The league comprised one division and there was also a league cup competition, the Challenge Cup.

==League==

The league featured teams from 20 clubs, including ten reserves teams. Seventeen of the clubs had competed in the league the previous season and they were joined by three additional clubs:
- Dartford Reserves
- Dover Reserves
- Deal Town joined from the Greater London League and replaced their reserves team

The league was won by Chatham Town, who completed a League and Cup double.

At the end of the season Dartford Reserves resigned. Both bottom two clubs, Sheppey United Reserves and Ramsgate Athletic Reserves, were re-elected back into the league. with the former being replaced by their first team.

===League table===

| Pos | Team | Pld | W | D | L | GF | GA | GAv | Pts | Season End Notes |
| 1 | Chatham Town | 38 | 25 | 11 | 2 | 113 | 35 | 3.229 | 61 |  |
| 2 | Brett Sports | 38 | 26 | 6 | 6 | 90 | 37 | 2.432 | 58 |
| 3 | Tonbridge Reserves | 38 | 23 | 9 | 6 | 93 | 59 | 1.576 | 55 |
| 4 | Sittingbourne | 38 | 18 | 11 | 9 | 72 | 51 | 1.412 | 47 |
| 5 | Kent Police | 38 | 18 | 10 | 10 | 90 | 56 | 1.607 | 46 |
| 6 | Deal Town | 38 | 16 | 11 | 11 | 92 | 60 | 1.533 | 43 |
| 7 | Dartford Amateurs | 37 | 15 | 13 | 9 | 57 | 48 | 1.188 | 43 |
| 8 | Slade Green Athletic | 38 | 16 | 9 | 13 | 50 | 37 | 1.351 | 41 |
| 9 | Ashford Town Reserves | 38 | 14 | 11 | 13 | 70 | 79 | 0.886 | 39 |
| 10 | Dover Reserves | 37 | 13 | 12 | 12 | 51 | 41 | 1.244 | 38 |
| 11 | Dartford Reserves | 38 | 12 | 13 | 13 | 62 | 67 | 0.925 | 37 | Resigned from the league |
| 12 | Crockenhill | 38 | 13 | 6 | 19 | 56 | 71 | 0.789 | 32 |  |
| 13 | Bexley United Reserves | 38 | 11 | 9 | 18 | 58 | 77 | 0.753 | 31 |
| 14 | Folkestone Reserves | 37 | 10 | 11 | 16 | 59 | 80 | 0.738 | 31 |
| 15 | Hastings United Reserves | 38 | 10 | 10 | 18 | 51 | 86 | 0.593 | 30 |
| 16 | Margate Reserves | 38 | 11 | 7 | 20 | 60 | 95 | 0.632 | 29 |
| 17 | Tunbridge Wells | 38 | 6 | 15 | 17 | 51 | 73 | 0.699 | 27 |
| 18 | Whitstable Town | 38 | 10 | 6 | 22 | 55 | 88 | 0.625 | 26 |
| 19 | Sheppey United Reserves | 38 | 8 | 7 | 23 | 45 | 87 | 0.517 | 23 | Re-elected (replaced by first team) |
| 20 | Ramsgate Athletic Reserves | 37 | 6 | 7 | 24 | 49 | 97 | 0.505 | 19 | Re-elected |

==Challenge Cup==
The 1971–72 Kent Football League Challenge Cup was won by Chatham Town, who completed a League and Cup double.

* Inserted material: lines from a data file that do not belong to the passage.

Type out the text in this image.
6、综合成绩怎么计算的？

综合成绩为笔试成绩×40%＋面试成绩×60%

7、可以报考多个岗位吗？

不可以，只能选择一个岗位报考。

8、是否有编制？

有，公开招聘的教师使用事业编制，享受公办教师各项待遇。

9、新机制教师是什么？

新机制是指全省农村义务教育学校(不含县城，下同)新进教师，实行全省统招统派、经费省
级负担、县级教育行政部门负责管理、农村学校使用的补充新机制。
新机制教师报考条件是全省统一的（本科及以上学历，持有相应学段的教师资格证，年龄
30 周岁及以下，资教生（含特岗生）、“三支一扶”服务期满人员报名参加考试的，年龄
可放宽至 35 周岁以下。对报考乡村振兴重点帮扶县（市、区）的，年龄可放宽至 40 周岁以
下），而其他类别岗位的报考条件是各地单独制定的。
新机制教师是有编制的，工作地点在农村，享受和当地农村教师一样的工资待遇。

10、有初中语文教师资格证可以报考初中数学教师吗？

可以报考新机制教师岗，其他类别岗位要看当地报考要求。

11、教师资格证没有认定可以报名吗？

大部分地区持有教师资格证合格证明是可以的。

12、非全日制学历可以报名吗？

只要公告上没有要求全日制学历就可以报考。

The competition, contested by all twenty clubs in the league, comprised five single match tie rounds culminating in the final which was played on a neutral ground (at Sittingbourne F.C. this season).

===Second Round===
- Tonbridge Reserves 3 – 2 Sheppey United Reserves
- Slade Green Athletic 1 – 0 Margate Reserves
- Dover Reserves 0 – 0 Chatham Town
- REPLAY 1: Chatham Town 1 – 1 (aet) Dover Reserves
- REPLAY 2: Dover Reserves 1 – 2 (aet) Chatham Town (score at 90 minutes 1–1)
- Sittingbourne 2 – 0 Deal Town
- Crockenhill 1 – 3 Hastings United Reserves
- Dartford Amateurs 2 – 2 Ashford Town Reserves
- REPLAY: Ashford Town Reserves 2 – 1 Dartford Amateurs
- Bexley United Reserves 2 – 1 Kent Police
- Brett Sports 6 – 2 Dartford Reserves
===First Round===
- Whitstable Town 0 – 4 Dover Reserves
- Tunbridge Wells 0 – 1 Dartford Amateurs
- Folkestone Reserves 1 – 2 Bexley United Reserves
- Dartford Reserves 4 – 0 Ramsgate Athletic Reserves
- Byes for the other twelve clubs

Sources
- Final: "County Details: Results: Saturday: Kent League, League Cup Final" (1972)
- Semi-finals: "County Details: Results: Good Friday: Kent League, League Cup, Semi-final" (1972); "County Details: Results: Saturday: Kent League, League Cup, Semi-final" (1972)
- Quarter-finals: "County Details: Results: Saturday: Kent League Cup 3rd round" (1972);"County Details: Results: Saturday: Kent League, League Cup, 3rd round" (1972)
- Second Round: "Kent League: Results: League Cup 2nd Round" (1971); "Results: Kent League Cup (first round) (sic)" (1971); "Super Gorham" (1971); "Results: Kent League Cup" (1972); Phillips, Terry (1972). "Driver goal clinches it"; "County Details: Results: Saturday: Kent League Cup 2nd round" (1972)
- First Round: "County Details: Results: Saturday: League Cup 1st round" (1971)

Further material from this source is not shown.